In this section, you will learn about the Reporting Date concept and how PatentSight applies this.

Last updated: June 2021

Introduction

Using the Reporting Date

Reproducibility of Past Analyses at Later Dates

 

Introduction

The Reporting Date concept allows us to "travel back in time" and analyze the patent landscape as it was in the past. Each Reporting Date is a moment in time for which the evaluation of a patent portfolio or a patent family is done.

The current Reporting Date shows us the state of the world as it is now. The current Reporting Date changes weekly with each update of the PatentSight database. The older Reporting Dates are each set for the end of every year (December 31). Currently, 21 past Reporting Dates are available reaching back to the year 2000.

Important:
It is not possible to choose Reporting Dates other than the ones that are available by default: the current Reporting Date or any Reporting Date for December 31 for each past year respectively. 


For any selected Reporting Date, only patent families that were active at that particular date are taken into account for the analysis.  Active patent families are defined as all patent families with at least one alive member – this can be either a pending patent application or an active granted (= in force) patent.

Moreover, for any Reporting Date selected, no information other than the information that was already available at that point in time is considered for the calculation of our metrics. This includes citation data or other information used to calculate our indicators.
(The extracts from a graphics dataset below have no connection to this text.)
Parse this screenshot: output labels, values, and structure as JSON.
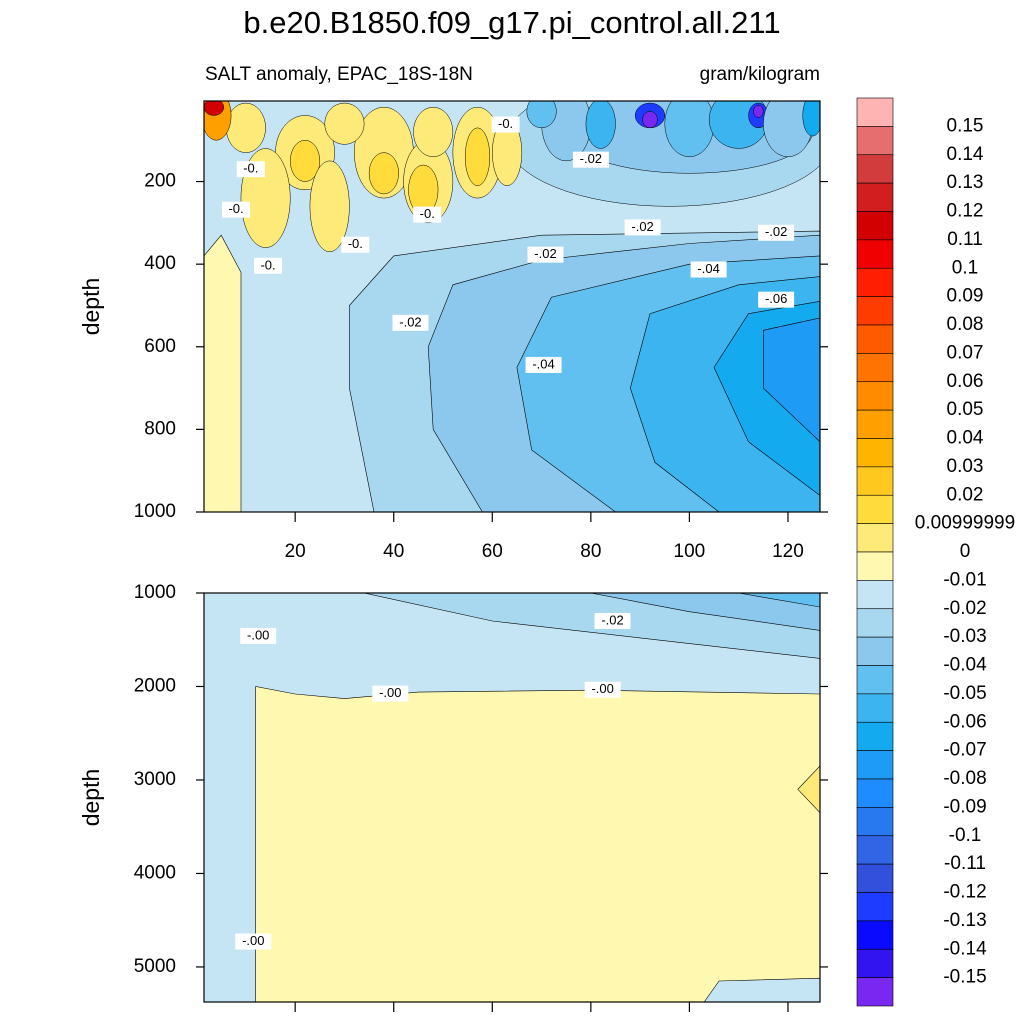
{
  "chart_data": [
    {
      "type": "contour",
      "title": "b.e20.B1850.f09_g17.pi_control.all.211",
      "subtitle_left": "SALT anomaly, EPAC_18S-18N",
      "subtitle_right": "gram/kilogram",
      "ylabel": "depth",
      "xlim": [
        1.5,
        126.5
      ],
      "ylim": [
        5,
        1000
      ],
      "xticks": [
        20,
        40,
        60,
        80,
        100,
        120
      ],
      "yticks": [
        200,
        400,
        600,
        800,
        1000
      ],
      "xtick_labels": true,
      "contour_labels": [
        {
          "value": -0.005,
          "label": "-0.",
          "x": 11,
          "y": 170
        },
        {
          "value": -0.005,
          "label": "-0.",
          "x": 8,
          "y": 268
        },
        {
          "value": -0.005,
          "label": "-0.",
          "x": 62.7,
          "y": 62
        },
        {
          "value": -0.02,
          "label": "-.02",
          "x": 80,
          "y": 147
        },
        {
          "value": -0.005,
          "label": "-0.",
          "x": 46.8,
          "y": 280
        },
        {
          "value": -0.02,
          "label": "-.02",
          "x": 90.5,
          "y": 311
        },
        {
          "value": -0.005,
          "label": "-0.",
          "x": 32.2,
          "y": 353
        },
        {
          "value": -0.02,
          "label": "-.02",
          "x": 70.8,
          "y": 377
        },
        {
          "value": -0.02,
          "label": "-.02",
          "x": 117.6,
          "y": 324
        },
        {
          "value": -0.005,
          "label": "-0.",
          "x": 14.5,
          "y": 404
        },
        {
          "value": -0.04,
          "label": "-.04",
          "x": 103.9,
          "y": 413
        },
        {
          "value": -0.02,
          "label": "-.02",
          "x": 43.4,
          "y": 542
        },
        {
          "value": -0.06,
          "label": "-.06",
          "x": 117.6,
          "y": 486
        },
        {
          "value": -0.04,
          "label": "-.04",
          "x": 70.4,
          "y": 644
        }
      ]
    },
    {
      "type": "contour",
      "ylabel": "depth",
      "xlim": [
        1.5,
        126.5
      ],
      "ylim": [
        1000,
        5375
      ],
      "xticks": [
        20,
        40,
        60,
        80,
        100,
        120
      ],
      "yticks": [
        1000,
        2000,
        3000,
        4000,
        5000
      ],
      "xtick_labels": false,
      "contour_labels": [
        {
          "value": -0.001,
          "label": "-.00",
          "x": 12.5,
          "y": 1459
        },
        {
          "value": -0.02,
          "label": "-.02",
          "x": 84.4,
          "y": 1299
        },
        {
          "value": -0.001,
          "label": "-.00",
          "x": 39.3,
          "y": 2077
        },
        {
          "value": -0.001,
          "label": "-.00",
          "x": 82.4,
          "y": 2035
        },
        {
          "value": -0.001,
          "label": "-.00",
          "x": 11.5,
          "y": 4728
        }
      ]
    }
  ],
  "colorbar": {
    "levels": [
      0.15,
      0.14,
      0.13,
      0.12,
      0.11,
      0.1,
      0.09,
      0.08,
      0.07,
      0.06,
      0.05,
      0.04,
      0.03,
      0.02,
      0.00999999,
      0,
      -0.01,
      -0.02,
      -0.03,
      -0.04,
      -0.05,
      -0.06,
      -0.07,
      -0.08,
      -0.09,
      -0.1,
      -0.11,
      -0.12,
      -0.13,
      -0.14,
      -0.15
    ],
    "colors": [
      "#ffb4b4",
      "#e66e6e",
      "#d23c3c",
      "#d21e1e",
      "#d20000",
      "#f00000",
      "#ff1e00",
      "#ff3c00",
      "#ff5a00",
      "#ff7300",
      "#ff8c00",
      "#ffa000",
      "#ffb400",
      "#ffc81e",
      "#ffdc3c",
      "#fdea78",
      "#fff8b0",
      "#c6e5f4",
      "#a8d8f0",
      "#8cc8ee",
      "#62c0f0",
      "#3cb4f0",
      "#14aaf0",
      "#1e9cf5",
      "#1e8cff",
      "#2878f0",
      "#3264e6",
      "#3250dc",
      "#1e3cff",
      "#0a0aff",
      "#3214f0",
      "#7828f0"
    ]
  }
}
The only exception is patent ownership information – for any given Reporting Date, the owner of a patent family is always the current Ultimate Owner even if the patent family had belonged to a different entity in the past. Moreover, in cases where we receive information that should have been available at a past date or where data has been corrected, information may change retrospectively.
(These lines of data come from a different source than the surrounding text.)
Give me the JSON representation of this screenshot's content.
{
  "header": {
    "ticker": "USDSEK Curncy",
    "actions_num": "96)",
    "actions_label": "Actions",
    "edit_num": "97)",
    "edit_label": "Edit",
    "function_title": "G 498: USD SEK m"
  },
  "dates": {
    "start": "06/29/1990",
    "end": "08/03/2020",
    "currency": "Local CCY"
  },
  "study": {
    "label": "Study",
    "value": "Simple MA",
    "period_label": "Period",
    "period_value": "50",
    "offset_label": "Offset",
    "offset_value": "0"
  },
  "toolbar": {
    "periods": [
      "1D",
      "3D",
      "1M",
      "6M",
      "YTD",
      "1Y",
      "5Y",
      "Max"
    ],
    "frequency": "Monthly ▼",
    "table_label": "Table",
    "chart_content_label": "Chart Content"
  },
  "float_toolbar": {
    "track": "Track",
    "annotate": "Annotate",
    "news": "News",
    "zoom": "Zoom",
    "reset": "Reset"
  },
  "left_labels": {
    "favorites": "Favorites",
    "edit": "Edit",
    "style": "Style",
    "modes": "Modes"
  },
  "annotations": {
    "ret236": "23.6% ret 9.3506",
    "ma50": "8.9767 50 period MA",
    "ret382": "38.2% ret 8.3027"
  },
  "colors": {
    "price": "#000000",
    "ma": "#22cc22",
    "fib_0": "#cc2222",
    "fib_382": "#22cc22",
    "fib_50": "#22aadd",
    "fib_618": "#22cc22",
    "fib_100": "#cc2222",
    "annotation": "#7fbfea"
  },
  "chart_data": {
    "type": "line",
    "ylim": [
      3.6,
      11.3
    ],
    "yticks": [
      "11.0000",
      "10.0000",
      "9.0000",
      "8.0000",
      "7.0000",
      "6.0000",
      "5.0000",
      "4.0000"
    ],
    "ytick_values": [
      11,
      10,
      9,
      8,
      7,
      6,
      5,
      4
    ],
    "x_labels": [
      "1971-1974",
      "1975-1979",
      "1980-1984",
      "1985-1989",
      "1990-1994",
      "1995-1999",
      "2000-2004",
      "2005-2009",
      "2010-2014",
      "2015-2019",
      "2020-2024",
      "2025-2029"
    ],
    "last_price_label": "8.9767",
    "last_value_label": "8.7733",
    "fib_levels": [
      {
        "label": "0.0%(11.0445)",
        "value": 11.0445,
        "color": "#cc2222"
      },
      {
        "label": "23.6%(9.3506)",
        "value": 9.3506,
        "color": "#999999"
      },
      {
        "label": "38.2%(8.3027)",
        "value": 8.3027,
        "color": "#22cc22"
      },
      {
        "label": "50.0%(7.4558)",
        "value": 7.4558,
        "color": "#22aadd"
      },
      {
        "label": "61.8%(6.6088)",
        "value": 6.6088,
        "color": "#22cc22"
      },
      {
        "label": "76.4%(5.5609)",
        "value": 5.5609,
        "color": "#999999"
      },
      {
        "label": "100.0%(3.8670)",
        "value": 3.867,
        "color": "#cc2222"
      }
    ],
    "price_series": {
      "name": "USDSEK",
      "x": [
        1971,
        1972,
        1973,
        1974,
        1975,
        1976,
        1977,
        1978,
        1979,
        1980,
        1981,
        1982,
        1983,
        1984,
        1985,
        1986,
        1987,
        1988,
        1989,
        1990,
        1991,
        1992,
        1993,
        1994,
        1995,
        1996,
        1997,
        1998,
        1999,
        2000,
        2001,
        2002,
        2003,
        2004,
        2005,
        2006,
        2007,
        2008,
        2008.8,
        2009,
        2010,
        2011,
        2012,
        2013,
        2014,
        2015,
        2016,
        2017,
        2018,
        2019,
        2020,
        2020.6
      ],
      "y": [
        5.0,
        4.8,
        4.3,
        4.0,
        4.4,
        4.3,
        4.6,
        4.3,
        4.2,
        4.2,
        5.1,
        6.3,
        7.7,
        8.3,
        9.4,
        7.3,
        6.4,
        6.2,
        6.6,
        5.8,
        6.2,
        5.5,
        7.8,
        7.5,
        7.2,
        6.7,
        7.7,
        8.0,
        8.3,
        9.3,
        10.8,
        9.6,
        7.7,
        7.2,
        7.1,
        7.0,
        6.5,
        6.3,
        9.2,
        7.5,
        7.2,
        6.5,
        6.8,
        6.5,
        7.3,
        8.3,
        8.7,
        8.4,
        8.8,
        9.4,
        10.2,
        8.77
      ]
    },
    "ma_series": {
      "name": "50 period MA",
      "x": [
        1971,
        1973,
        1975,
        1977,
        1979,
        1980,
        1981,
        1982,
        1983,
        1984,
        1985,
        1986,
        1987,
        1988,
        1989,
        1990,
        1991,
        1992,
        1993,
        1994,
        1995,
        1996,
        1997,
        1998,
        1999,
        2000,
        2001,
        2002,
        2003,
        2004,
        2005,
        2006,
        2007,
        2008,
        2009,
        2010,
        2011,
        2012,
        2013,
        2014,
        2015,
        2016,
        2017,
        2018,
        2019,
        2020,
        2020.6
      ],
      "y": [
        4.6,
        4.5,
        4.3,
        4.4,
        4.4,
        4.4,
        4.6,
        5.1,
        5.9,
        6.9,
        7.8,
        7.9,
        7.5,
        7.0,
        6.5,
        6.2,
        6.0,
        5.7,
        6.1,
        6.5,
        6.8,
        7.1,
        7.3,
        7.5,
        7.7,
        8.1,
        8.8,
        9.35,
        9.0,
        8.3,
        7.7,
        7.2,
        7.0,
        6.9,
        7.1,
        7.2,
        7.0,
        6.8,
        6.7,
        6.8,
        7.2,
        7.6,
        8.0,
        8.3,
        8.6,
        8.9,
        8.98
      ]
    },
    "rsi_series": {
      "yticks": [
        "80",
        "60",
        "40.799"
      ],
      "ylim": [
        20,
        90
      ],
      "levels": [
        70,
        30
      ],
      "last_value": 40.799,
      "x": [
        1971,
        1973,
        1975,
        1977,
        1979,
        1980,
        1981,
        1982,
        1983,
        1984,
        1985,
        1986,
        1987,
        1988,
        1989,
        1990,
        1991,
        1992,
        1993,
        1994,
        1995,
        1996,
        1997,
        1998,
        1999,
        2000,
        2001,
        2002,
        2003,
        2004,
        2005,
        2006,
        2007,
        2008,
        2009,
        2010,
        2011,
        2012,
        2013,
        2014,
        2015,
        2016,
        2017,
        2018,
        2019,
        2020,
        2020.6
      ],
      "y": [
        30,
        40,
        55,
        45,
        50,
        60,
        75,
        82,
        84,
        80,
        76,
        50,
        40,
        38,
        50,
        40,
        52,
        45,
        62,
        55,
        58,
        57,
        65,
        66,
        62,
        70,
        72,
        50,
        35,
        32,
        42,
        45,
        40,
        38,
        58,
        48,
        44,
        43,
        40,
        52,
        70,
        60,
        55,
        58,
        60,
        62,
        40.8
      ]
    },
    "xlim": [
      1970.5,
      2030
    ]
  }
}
E.g., selecting the Reporting Date "2003/12/31" means that no patent families that were published in 2004 or later are considered for analysis. It also means that the Market Coverage for the patent families that were active on "2003/12/31" is calculated using the GNI values corresponding to that particular year – and not the current values. 

 

Using the Reporting Date

Search Filter

To apply a past Reporting Date to your search filter in order to "travel back in time", click on the Reporting Date displayed at the bottom of the search filter and select a Reporting Date of interest.

Note:
Since the past Reporting Dates only take into consideration patent families that were active at that point in time, it is not possible to select a past Reporting Date and, at the same time, include inactive patent families.

Tip:
To apply a Reporting Date selected to all sheets in your workbook, open the section "Options" in the main tool bar and click on "Apply current Reporting Date to entire workbook".

 

Charts and Tables

Past Reporting Dates can also be displayed in charts and tables by applying the attribute "Reporting Date". For example, the analysis template "Patent Asset Index Trend" that  shows how the Patent Asset Index™ of any given portfolio has developed over time. I.e., it shows the Patent Asset Index™ of all patent families that were active at each point in time calculated based on the Competitive Impact (Market Coverage x Technology Relevance) of each of these patent families at this point in time.

 

Another example for the usage of the  Reporting Date within charts are the bubble trails that can be displayed in bubble charts.
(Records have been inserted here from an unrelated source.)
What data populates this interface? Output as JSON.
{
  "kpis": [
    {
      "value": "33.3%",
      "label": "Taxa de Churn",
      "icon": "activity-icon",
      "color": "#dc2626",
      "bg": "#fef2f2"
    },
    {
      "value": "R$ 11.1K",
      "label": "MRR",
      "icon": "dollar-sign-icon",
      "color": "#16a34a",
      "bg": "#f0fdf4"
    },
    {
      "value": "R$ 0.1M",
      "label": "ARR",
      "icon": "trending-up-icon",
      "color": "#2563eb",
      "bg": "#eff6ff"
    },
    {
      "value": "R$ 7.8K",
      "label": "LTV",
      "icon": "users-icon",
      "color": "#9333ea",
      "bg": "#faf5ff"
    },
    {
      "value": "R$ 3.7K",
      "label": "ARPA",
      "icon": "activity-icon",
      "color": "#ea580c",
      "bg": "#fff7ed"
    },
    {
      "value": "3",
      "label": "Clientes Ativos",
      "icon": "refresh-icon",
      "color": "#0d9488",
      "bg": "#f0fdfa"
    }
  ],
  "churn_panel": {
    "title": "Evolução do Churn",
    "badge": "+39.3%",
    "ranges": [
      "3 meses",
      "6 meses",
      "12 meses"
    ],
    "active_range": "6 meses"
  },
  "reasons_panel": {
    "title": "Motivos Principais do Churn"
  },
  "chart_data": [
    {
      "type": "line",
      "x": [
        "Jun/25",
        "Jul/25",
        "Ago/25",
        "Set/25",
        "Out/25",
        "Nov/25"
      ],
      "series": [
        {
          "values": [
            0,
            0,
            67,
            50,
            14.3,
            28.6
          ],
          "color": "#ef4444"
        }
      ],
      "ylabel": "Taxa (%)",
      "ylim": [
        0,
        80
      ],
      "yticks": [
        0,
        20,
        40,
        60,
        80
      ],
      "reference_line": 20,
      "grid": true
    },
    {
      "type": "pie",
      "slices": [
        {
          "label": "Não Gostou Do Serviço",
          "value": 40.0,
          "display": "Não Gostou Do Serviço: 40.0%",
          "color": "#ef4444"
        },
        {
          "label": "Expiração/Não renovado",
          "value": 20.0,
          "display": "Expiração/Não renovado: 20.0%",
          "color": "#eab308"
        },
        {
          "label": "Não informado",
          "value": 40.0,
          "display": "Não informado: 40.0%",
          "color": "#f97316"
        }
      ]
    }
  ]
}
You can also add the attribute "Reporting Date" to a table.

 

Reproducibility of Past Analyses at Later Dates

Since patent data is “alive” and the database is constantly updated and improved, the exact reproduction of an analysis result from the past may not be possible at a later point in time. 

However, you can save your analysis results by using one of our → export options. It might also be useful to regularly → tag the set of patent families used in an analysis. This way you can always reproduce a patent population used for a past analysis or found by a past search, even if the legal status, ownership, and evaluations of these patent families has changed at a later point in time.